“LSM seperti Greenpeace dipakai pihak asing untuk menyebarkan isu negatif tentang produk kelapa sawit asal Indonesia. Di negara maju juga ada kerusakan mengenai lingkungan,” kata Ketua Bidang Hukum dan Advokasi GAPKI, Tungkot Sipayung, di Jakarta, Senin (21/10).
Konversi lahan gambut global terbesar, menurut Tungkot, terjadi di kawasan Australia Pasifik dan kawasan Eropa dan Rusia. Indonesia tidak termasuk dalam 10 besar penyumbang emisi CO2 dunia.
“Selama ini, LSM Greenpeace membela produsen minyak nabati, bunga matahari dan kedelai yang selama ini dikuasai negara-negara besar seperti Amerika Serikat (AS) dan Eropa,” paparnya.
Kelapa Sawit, lanjut Tungkot, merupakan pesaing utama minyak nabati dan gencarnya produksi crude palm oil (CPO) di Indonesia mengancam bisnis produsen asal AS serta Eropa.
“Pihak asing terus menghantam industri sawit nasional dengan berbagai cara seperti isu lingkungan. Ketika ada konflik sosial, ada kebakaran, selalu dikaitkan dengan industri sawit nasional,” ujarnya.

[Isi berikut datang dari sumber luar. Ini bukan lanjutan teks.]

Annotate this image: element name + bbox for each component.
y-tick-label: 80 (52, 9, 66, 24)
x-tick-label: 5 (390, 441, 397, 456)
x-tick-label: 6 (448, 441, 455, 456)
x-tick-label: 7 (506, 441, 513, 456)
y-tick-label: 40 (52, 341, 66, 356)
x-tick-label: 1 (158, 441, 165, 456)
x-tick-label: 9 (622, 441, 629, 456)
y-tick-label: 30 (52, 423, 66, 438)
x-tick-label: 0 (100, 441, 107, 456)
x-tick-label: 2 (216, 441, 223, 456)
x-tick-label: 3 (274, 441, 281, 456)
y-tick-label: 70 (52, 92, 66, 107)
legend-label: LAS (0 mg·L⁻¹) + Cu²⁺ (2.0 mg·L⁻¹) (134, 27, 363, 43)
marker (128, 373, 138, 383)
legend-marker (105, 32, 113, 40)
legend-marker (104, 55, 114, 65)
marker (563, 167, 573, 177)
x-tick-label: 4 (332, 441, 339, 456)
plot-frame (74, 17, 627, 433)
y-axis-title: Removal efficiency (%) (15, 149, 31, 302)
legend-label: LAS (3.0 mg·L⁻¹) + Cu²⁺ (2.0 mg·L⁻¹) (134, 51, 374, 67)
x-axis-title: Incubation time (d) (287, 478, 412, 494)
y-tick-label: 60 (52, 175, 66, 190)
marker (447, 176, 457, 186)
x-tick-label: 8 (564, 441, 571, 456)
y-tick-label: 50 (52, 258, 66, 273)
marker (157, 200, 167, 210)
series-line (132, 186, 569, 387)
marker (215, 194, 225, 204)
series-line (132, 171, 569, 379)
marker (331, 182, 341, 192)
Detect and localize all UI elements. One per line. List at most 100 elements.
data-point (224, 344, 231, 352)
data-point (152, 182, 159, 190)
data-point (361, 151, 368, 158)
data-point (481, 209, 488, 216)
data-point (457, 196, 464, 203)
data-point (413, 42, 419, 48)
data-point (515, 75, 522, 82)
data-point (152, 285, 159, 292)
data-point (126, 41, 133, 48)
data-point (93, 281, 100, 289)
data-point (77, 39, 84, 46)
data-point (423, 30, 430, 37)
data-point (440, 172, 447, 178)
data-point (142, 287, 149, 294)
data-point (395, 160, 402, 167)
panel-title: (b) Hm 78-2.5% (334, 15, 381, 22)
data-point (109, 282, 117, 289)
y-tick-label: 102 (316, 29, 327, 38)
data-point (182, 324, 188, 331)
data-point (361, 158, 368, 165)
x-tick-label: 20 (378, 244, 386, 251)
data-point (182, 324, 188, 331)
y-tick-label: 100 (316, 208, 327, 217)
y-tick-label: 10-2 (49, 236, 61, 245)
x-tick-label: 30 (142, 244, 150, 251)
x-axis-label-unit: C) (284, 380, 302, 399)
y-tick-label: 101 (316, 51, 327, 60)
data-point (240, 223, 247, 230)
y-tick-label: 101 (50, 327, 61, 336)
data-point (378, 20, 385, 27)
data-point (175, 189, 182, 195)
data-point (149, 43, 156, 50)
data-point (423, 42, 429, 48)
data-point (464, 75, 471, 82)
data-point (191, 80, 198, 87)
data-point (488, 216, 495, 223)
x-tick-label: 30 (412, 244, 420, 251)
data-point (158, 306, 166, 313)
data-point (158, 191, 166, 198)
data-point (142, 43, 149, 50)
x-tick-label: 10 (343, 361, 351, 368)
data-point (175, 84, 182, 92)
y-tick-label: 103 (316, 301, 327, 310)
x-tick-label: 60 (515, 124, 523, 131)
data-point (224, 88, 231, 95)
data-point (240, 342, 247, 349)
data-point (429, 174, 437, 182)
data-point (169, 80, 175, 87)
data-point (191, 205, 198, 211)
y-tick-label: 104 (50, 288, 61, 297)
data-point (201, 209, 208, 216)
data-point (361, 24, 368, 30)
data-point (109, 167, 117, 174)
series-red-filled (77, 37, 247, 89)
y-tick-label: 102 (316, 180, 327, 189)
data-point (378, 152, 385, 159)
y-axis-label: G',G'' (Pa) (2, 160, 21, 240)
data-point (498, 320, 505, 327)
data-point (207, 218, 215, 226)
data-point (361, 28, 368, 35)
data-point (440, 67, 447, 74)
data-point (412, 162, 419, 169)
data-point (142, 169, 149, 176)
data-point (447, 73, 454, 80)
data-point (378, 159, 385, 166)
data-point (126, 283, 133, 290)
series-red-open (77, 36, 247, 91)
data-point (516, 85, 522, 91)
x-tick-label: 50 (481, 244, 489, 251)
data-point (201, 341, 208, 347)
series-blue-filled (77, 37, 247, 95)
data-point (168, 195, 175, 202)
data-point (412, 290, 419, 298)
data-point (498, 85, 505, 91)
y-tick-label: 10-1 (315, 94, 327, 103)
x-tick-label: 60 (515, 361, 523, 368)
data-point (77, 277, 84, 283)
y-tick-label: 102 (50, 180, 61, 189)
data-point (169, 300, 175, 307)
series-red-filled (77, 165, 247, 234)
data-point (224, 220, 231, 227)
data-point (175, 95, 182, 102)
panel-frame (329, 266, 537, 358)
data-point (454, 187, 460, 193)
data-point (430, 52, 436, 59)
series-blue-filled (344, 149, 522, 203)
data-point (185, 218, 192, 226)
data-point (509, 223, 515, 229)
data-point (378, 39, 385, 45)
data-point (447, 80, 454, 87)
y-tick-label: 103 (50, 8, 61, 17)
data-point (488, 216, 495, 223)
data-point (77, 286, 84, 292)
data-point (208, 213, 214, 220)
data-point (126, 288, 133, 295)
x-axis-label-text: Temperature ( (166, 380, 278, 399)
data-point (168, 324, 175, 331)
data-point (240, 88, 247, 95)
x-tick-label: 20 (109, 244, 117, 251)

Tungkot menambahkan, pemerintah diharapkan bisa bertindak tegas terhadap LSM asing karena sudah menyangkut citra Indonesia. Jika LSM hanya sebatas mengontrol, memberi masukan perbaikan, maka hal tersebut masih bisa diterima.

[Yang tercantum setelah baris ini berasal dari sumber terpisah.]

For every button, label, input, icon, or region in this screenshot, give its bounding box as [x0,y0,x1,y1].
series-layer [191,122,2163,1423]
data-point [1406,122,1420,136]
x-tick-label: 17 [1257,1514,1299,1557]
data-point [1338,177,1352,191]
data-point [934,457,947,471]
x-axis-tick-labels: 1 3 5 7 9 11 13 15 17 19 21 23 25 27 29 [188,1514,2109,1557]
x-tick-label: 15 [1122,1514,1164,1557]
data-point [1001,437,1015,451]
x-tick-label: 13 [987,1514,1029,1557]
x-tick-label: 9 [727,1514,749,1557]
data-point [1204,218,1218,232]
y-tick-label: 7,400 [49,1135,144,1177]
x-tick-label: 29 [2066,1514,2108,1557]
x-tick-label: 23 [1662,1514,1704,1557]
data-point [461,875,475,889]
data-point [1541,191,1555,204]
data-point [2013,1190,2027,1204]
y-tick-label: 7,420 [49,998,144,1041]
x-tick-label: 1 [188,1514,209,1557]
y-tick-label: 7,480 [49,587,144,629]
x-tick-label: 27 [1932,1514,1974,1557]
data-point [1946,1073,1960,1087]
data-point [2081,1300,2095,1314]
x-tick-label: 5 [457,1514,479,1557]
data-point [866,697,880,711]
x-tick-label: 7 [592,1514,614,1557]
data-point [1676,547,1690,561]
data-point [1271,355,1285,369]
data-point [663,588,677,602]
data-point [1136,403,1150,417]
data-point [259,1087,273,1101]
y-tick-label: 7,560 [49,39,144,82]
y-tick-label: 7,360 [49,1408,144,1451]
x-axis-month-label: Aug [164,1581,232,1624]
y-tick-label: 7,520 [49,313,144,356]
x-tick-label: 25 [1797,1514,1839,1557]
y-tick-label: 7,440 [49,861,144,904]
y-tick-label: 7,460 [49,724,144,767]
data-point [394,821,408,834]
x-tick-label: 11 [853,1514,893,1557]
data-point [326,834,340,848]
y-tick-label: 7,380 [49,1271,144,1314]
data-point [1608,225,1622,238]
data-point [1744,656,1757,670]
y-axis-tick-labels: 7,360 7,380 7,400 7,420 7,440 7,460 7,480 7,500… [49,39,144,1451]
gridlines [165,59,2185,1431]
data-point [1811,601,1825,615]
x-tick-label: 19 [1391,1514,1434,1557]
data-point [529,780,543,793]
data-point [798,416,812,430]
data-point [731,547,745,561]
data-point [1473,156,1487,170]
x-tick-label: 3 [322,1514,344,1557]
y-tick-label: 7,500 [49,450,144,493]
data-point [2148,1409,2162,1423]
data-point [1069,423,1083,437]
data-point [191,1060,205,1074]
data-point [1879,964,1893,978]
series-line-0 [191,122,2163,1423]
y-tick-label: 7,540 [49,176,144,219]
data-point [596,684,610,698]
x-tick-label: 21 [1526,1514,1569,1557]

“Jika LSM asing sampai merusak, menyulitkan, merusak citra industri sawit, pelaku usaha sawit nasional tidak bisa menerima. Pemerintah harus bertindak tegas, kepentingan industri nasional harus diutamakan,” tandasnya.
Greenpeace menilai bahwa perusahaan sawit merupakan penyebab utama penggundulan (deforestasi) dan mengeruk habis taman nasional, membuka lahan secara ilegal dan menghancurkan habitat di tempat terakhir orangutan, gajah, dan harimau hidup berdampingan.